GOP lawmaker accuses Capitol Police of breaking into his office
Freshman Rep. Troy Nehls (R-Texas) on Tuesday accused the U.S. Capitol Police of "illegally" entering his office and allegedly taking pictures of "confidential legislative products" in November.
What he's saying: "The [USCP] Intelligence Division investigated my office illegally and one of my staffers caught them in the act," Nehls tweeted.
- The weekend before Thanksgiving, "Capitol Police entered my office without my knowledge and photographed confidential legislative products protected by" the First Amendment.
- He said that days later, "three intelligence officers" attempted to enter his office and ran into one of his staffers, after which they allegedly "dressed like construction workers began to question him as to the contents of a photograph taken illegally two days earlier."
USCP Chief Tom Manger responded to Nehls' accusations, without using his name, saying that the incident involved a "vigilant officer" who "spotted the Congressman’s door was wide open" over the weekend.
- Manger added that the following Monday, "USCP personnel personally followed up with the Congressman’s staff and determined no investigation or further action of any kind was needed. No case investigation was ever initiated or conducted into the Representative or his staff."
- USCP "is sworn to protect Members of Congress. If a Member’s office is left open and unsecured, without anyone inside the office, USCP officers are directed to document that and secure the office to ensure nobody can wander in and steal or do anything else nefarious."
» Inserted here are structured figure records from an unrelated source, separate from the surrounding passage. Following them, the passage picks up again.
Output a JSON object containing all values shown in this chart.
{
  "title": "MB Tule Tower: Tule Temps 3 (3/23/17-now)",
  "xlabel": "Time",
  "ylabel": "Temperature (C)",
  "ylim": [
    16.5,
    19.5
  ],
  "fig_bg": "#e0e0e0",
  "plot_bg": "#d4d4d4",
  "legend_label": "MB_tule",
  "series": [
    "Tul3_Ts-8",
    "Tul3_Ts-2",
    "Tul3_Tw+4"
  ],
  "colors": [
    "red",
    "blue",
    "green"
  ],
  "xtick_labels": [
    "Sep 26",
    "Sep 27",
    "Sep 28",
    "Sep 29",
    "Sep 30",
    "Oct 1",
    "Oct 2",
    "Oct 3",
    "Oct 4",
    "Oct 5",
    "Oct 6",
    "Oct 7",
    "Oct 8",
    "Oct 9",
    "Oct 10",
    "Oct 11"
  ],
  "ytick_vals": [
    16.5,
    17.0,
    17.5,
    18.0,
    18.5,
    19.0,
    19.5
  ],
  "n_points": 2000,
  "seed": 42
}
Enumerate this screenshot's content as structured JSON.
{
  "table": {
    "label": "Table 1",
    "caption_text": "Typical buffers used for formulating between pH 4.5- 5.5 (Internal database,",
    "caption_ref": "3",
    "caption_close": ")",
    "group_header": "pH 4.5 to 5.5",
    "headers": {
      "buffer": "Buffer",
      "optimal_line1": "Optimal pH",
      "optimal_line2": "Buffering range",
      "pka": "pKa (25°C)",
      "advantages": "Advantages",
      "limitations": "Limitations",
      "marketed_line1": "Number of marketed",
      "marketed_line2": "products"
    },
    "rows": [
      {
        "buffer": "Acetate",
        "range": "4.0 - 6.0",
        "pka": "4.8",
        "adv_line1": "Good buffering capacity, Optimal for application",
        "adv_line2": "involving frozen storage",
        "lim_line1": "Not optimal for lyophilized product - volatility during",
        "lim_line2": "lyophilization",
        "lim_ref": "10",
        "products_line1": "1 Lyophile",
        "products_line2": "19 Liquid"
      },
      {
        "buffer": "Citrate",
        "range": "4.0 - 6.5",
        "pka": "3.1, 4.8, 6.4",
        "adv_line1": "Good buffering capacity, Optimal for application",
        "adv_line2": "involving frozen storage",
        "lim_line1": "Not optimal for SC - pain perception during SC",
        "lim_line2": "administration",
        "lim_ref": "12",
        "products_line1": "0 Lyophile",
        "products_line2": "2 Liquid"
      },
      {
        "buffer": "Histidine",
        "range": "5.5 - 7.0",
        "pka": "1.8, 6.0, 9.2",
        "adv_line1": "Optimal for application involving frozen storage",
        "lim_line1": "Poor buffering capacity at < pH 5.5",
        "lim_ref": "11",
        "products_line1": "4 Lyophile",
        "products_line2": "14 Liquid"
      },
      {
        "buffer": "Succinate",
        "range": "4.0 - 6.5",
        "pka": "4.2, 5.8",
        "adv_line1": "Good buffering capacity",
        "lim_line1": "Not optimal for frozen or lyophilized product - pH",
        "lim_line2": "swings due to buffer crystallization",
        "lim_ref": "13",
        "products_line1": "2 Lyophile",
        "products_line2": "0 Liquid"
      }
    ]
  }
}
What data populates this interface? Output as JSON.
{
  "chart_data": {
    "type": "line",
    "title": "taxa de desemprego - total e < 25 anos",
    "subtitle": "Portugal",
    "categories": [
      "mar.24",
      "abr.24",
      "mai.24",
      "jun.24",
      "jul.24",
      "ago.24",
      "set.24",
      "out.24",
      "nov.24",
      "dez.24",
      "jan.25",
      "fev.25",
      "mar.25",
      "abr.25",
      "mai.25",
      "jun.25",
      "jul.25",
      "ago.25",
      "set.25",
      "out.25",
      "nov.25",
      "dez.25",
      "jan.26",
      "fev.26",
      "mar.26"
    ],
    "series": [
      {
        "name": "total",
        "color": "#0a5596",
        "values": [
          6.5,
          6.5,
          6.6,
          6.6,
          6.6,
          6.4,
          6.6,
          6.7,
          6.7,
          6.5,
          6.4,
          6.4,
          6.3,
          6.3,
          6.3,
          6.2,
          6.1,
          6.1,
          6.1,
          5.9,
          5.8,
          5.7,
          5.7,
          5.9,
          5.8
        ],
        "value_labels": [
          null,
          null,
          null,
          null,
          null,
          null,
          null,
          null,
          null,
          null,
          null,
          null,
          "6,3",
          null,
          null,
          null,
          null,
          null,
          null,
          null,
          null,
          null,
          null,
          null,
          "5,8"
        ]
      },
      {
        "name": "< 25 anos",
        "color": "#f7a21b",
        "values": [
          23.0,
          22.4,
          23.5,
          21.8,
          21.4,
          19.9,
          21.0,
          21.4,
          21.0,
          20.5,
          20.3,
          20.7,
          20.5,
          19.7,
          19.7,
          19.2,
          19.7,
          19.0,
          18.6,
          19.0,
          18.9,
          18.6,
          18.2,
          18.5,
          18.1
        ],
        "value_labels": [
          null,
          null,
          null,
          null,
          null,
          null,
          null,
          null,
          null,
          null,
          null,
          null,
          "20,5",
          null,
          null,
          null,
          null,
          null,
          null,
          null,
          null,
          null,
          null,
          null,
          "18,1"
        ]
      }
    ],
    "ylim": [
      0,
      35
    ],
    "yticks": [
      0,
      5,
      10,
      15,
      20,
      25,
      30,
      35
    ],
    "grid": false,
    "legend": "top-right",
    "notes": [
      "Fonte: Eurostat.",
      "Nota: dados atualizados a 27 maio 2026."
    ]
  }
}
- A USCP spokesperson told Axios that Manger "stands by his officer."
State of play: Nehls said in a press release that after speaking with Manger, "it became clear that my office was under investigation and surveillance by USCP."
- Nehls added that he has asked the Capitol Police inspector general to look into the incident and they have accepted.
Editor's note: This story has been updated with additional details.